Sun Pharma, the country?s second-largest drugmaker in terms of net sales, has pipped its peers in market capitalisation (m-cap). On October 11, Sun Pharma had an M-cap of Rs 42,863 crore, which is almost double of the market capitalisation of its closest peer Cipla, number one drugmaker in terms of sales as of quarter ending June this fiscal.

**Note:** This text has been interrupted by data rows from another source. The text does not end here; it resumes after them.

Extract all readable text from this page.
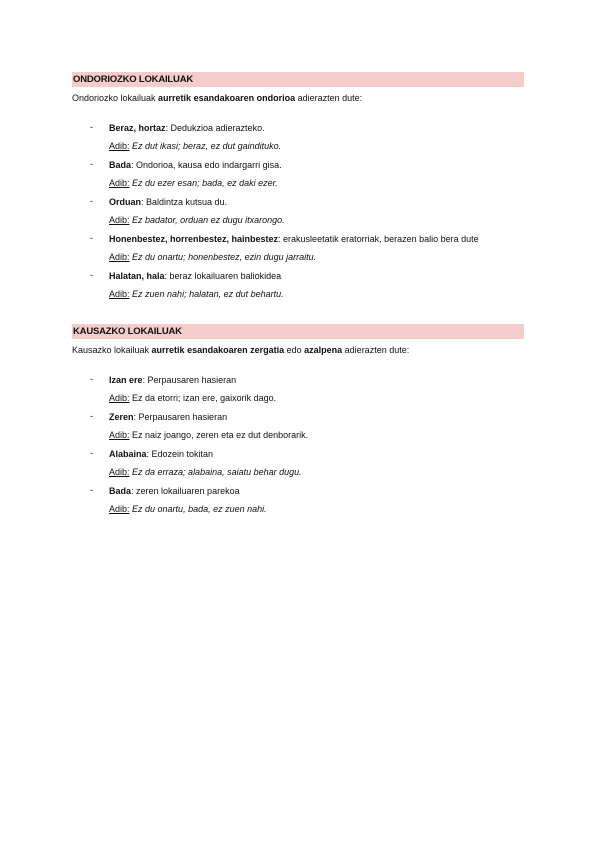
ONDORIOZKO LOKAILUAK
Ondoriozko lokailuak aurretik esandakoaren ondorioa adierazten dute:
- Beraz, hortaz: Dedukzioa adierazteko.
Adib: Ez dut ikasi; beraz, ez dut gaindituko.
- Bada: Ondorioa, kausa edo indargarri gisa.
Adib: Ez du ezer esan; bada, ez daki ezer.
- Orduan: Baldintza kutsua du.
Adib: Ez badator, orduan ez dugu itxarongo.
- Honenbestez, horrenbestez, hainbestez: erakusleetatik eratorriak, berazen balio bera dute
Adib: Ez du onartu; honenbestez, ezin dugu jarraitu.
- Halatan, hala: beraz lokailuaren baliokidea
Adib: Ez zuen nahi; halatan, ez dut behartu.
KAUSAZKO LOKAILUAK
Kausazko lokailuak aurretik esandakoaren zergatia edo azalpena adierazten dute:
- Izan ere: Perpausaren hasieran
Adib: Ez da etorri; izan ere, gaixorik dago.
- Zeren: Perpausaren hasieran
Adib: Ez naiz joango, zeren eta ez dut denborarik.
- Alabaina: Edozein tokitan
Adib: Ez da erraza; alabaina, saiatu behar dugu.
- Bada: zeren lokailuaren parekoa
Adib: Ez du onartu, bada, ez zuen nahi.
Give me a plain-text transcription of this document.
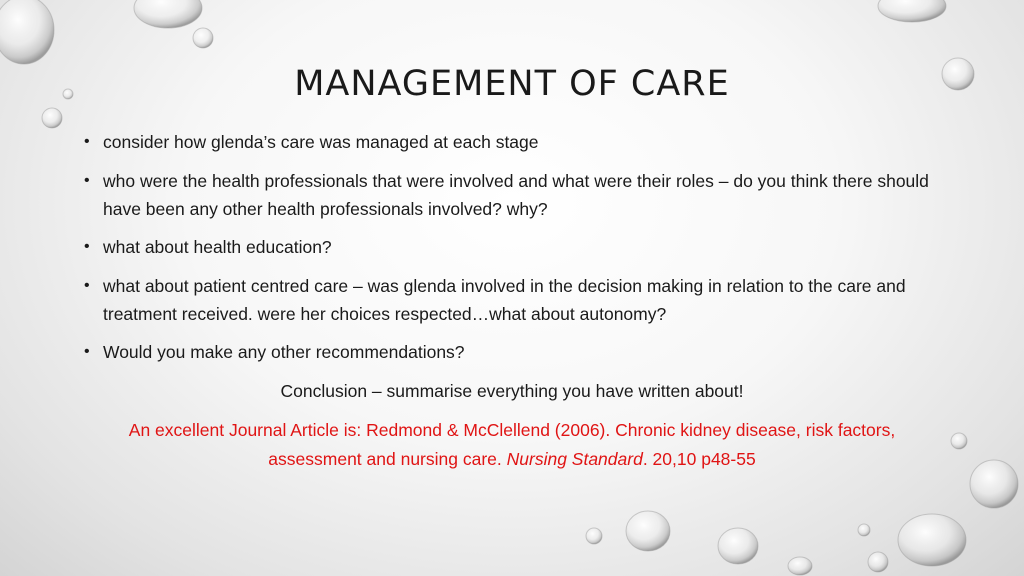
MANAGEMENT OF CARE
• consider how glenda’s care was managed at each stage
• who were the health professionals that were involved and what were their roles – do you think there should have been any other health professionals involved? why?
• what about health education?
• what about patient centred care – was glenda involved in the decision making in relation to the care and treatment received. were her choices respected…what about autonomy?
• Would you make any other recommendations?
Conclusion – summarise everything you have written about!
An excellent Journal Article is: Redmond & McClellend (2006). Chronic kidney disease, risk factors, assessment and nursing care. Nursing Standard. 20,10 p48-55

According to analysts, Sun Pharma had got a shot in the arm when an Israeli court ruled in its favour to conclude its tender offer for all outstanding shares of Taro Pharmaceuticals Industries at a price of $7.75 per share in cash, ending nearly a three-and-a-half year old legal battle. ?Sun Pharma had posted an above average growth in its domestic sales to become the number two drugmaker as on June 30. (this fiscal). It also had a strong Anda (abbreviated new drug application) pipeline pending with various regulators including the FDA. The Taro acquisition is expected to strengthen the company’s position in the US market further. It would also give the company a leg up in its generic business in Canada as well as in Israel, Taro’s home turf?, an analyst tracking the stock told FE. The management has guided for a 20% growth in its net sales for the current quarter, which analysts say better the sectoral earning guidance.
According to the information available with FE, Sun Pharma, as of the end of trade on October 11, had a market capitalisation of Rs 42,863 crore, which is almost double the market capitalisation of Cipla, the country’s largest drugmaker with a standalone net sales of Rs 1,427.38 crore as on June 30. Cipla had a market capitalisation of Rs 27,219 crore as of the end of the trading day on Monday. The Hyderabad-based Dr Reddy’s came a distant third with a M-Cap of Rs 26,534 crore followed by Ranbaxy (Rs 25,211 crore) and the Indian arm of the global big pharma company, GlaxoSmithkline Pharamceuticals with a M-Cap of Rs 19,244 crore.
In a recent company update, brokerage house Angel Broking had said Sun Pharma has one of the strongest balance sheets in the sector, with cash of around Rs 4,000 crore which translates roughly into 11% of its market capitalisation. The management is open to use this war chest to fuel inorganic growth and is scouting for acquisitions, particularly in the US, it said. The company has a paid up capital base of Rs 103.56 crore and an earning per share of (EPS) of Rs 27.20.